4) G. Barberi Squarotti, Introduzione a Opere di Francesco Berni e dei berneschi, a cura di G. B. S. e M. Savoretti, Torino, Utet, 2014, pp. 11-51;

5) G. Bàrberi Squarotti, Il Berni: la teoria letteraria e pittorica per antifrasi, «Letteratura italiana antica», 5 (2004), pp. 385-400;

6) A. Corsaro, Il poeta e l’eretico: Francesco Berni e il dialogo contra i poeti, Firenze, Le Lettere, 1988;

7) G. Falcone, Pensiero religioso, scetticismo e satira contro il pedante nella letteratura del Cinquecento, «La Rassegna della letteratura italiana», LXXXVIII (1984), pp. 80-116;

8) P. Larivaille, Pietro Aretino tra Rinascimento e Manierismo, Roma, Bulzoni, 1980, pp. 139-227;

9) Q. Marini, Eversione e conformismo in Pietro Aretino, in «La rassegna della letteratura italiana», LXXXIV (1980), pp. 501-519;

10) F. Sberlati, L’infame. Storia di Pietro Aretino, Marsilio, 2018, pp. 154-212 (cap. su “Venezia”).

Teaching methods

Lectures and discussions aimed at reading texts and discussing interpretative hypotheses about them.

Assessment methods

Oral exam consisting of a discussion (approx. 40-45 minutes) of both the general and the monographic section.

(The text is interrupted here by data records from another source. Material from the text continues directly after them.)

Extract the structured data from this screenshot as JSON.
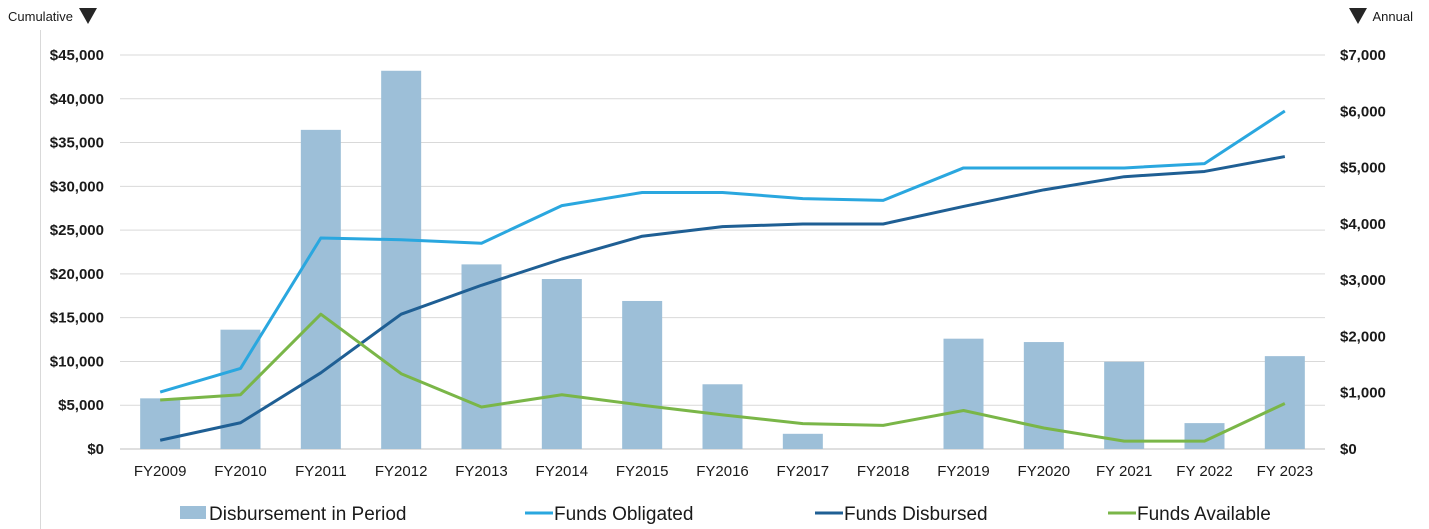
{
  "header": {
    "left_label": "Cumulative",
    "right_label": "Annual"
  },
  "colors": {
    "bar": "#9dbfd8",
    "funds_obligated": "#2aa7df",
    "funds_disbursed": "#1f5f94",
    "funds_available": "#7ab648",
    "grid": "#d9d9d9",
    "text": "#1a1a1a"
  },
  "chart_data": {
    "type": "bar",
    "categories": [
      "FY2009",
      "FY2010",
      "FY2011",
      "FY2012",
      "FY2013",
      "FY2014",
      "FY2015",
      "FY2016",
      "FY2017",
      "FY2018",
      "FY2019",
      "FY2020",
      "FY 2021",
      "FY 2022",
      "FY 2023"
    ],
    "y_left": {
      "label": "Cumulative",
      "ylim": [
        0,
        45000
      ],
      "ticks": [
        0,
        5000,
        10000,
        15000,
        20000,
        25000,
        30000,
        35000,
        40000,
        45000
      ],
      "tick_labels": [
        "$0",
        "$5,000",
        "$10,000",
        "$15,000",
        "$20,000",
        "$25,000",
        "$30,000",
        "$35,000",
        "$40,000",
        "$45,000"
      ]
    },
    "y_right": {
      "label": "Annual",
      "ylim": [
        0,
        7000
      ],
      "ticks": [
        0,
        1000,
        2000,
        3000,
        4000,
        5000,
        6000,
        7000
      ],
      "tick_labels": [
        "$0",
        "$1,000",
        "$2,000",
        "$3,000",
        "$4,000",
        "$5,000",
        "$6,000",
        "$7,000"
      ]
    },
    "grid": true,
    "legend_position": "bottom",
    "series": [
      {
        "name": "Disbursement in Period",
        "type": "bar",
        "axis": "right",
        "color": "#9dbfd8",
        "values": [
          900,
          2120,
          5670,
          6720,
          3280,
          3020,
          2630,
          1150,
          270,
          0,
          1960,
          1900,
          1550,
          460,
          1650
        ]
      },
      {
        "name": "Funds Obligated",
        "type": "line",
        "axis": "left",
        "color": "#2aa7df",
        "values": [
          6500,
          9200,
          24100,
          23900,
          23500,
          27800,
          29300,
          29300,
          28600,
          28400,
          32100,
          32100,
          32100,
          32600,
          38600
        ]
      },
      {
        "name": "Funds Disbursed",
        "type": "line",
        "axis": "left",
        "color": "#1f5f94",
        "values": [
          1000,
          3000,
          8700,
          15400,
          18700,
          21700,
          24300,
          25400,
          25700,
          25700,
          27700,
          29600,
          31100,
          31700,
          33400
        ]
      },
      {
        "name": "Funds Available",
        "type": "line",
        "axis": "left",
        "color": "#7ab648",
        "values": [
          5600,
          6200,
          15400,
          8600,
          4800,
          6200,
          5000,
          3900,
          2900,
          2700,
          4400,
          2400,
          900,
          900,
          5200
        ]
      }
    ]
  }
}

Students are required to show the ability to discuss and interpret the assigned texts clearly and persuasively, relating them to their cultural context. Also the student's ability to express himself with clarity and language properties will be evaluated. The standard of oral expression will also be assessed.

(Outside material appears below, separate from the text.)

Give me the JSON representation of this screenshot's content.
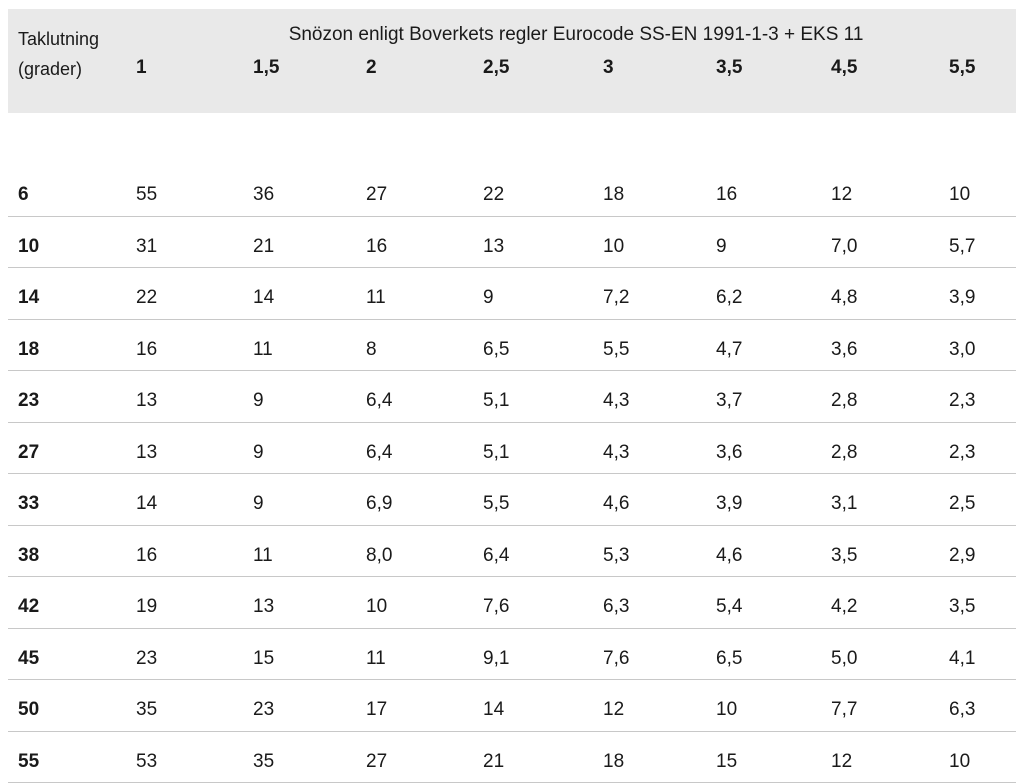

  • The lack of ability to orientate itself in the literary panorama of Renaissance culture and to recognize the fundamental characteristics of the major texts of the late 15th and 16th centuries of the program will entail negative voting;
  • The student who will grasp the fundamental aspects of the works and authors proposed during the course and will recognize the fundamental questions and the salient features of the most important works of Renaissance literature and its protagonists will achieve a positive evaluation (vote: 25-28);
  • An in-depth knowledge of humanistic texts and literature will imply a very good (29-30) and even excellent (30L) evaluation. To achieve excellence, a complete understanding of all the topics covered is required, and also the firm possession of the literary chronology (the dates of the major works' output of the authors treated are important), the use of precise technical terminology (in the rhetorical domain) , philological-literary, etc .. eg: to know being able to say the precise literary genre to which the mentioned works belong, or to indicate the chronological range of composition in the case of very famous works, such as L'Orlando furioso or Il Cortegiano) and, moreover , a personal critical elaboration of the acquired contents.

Teaching tools

Projection of word, pdf, ppw files and photocopies distribution.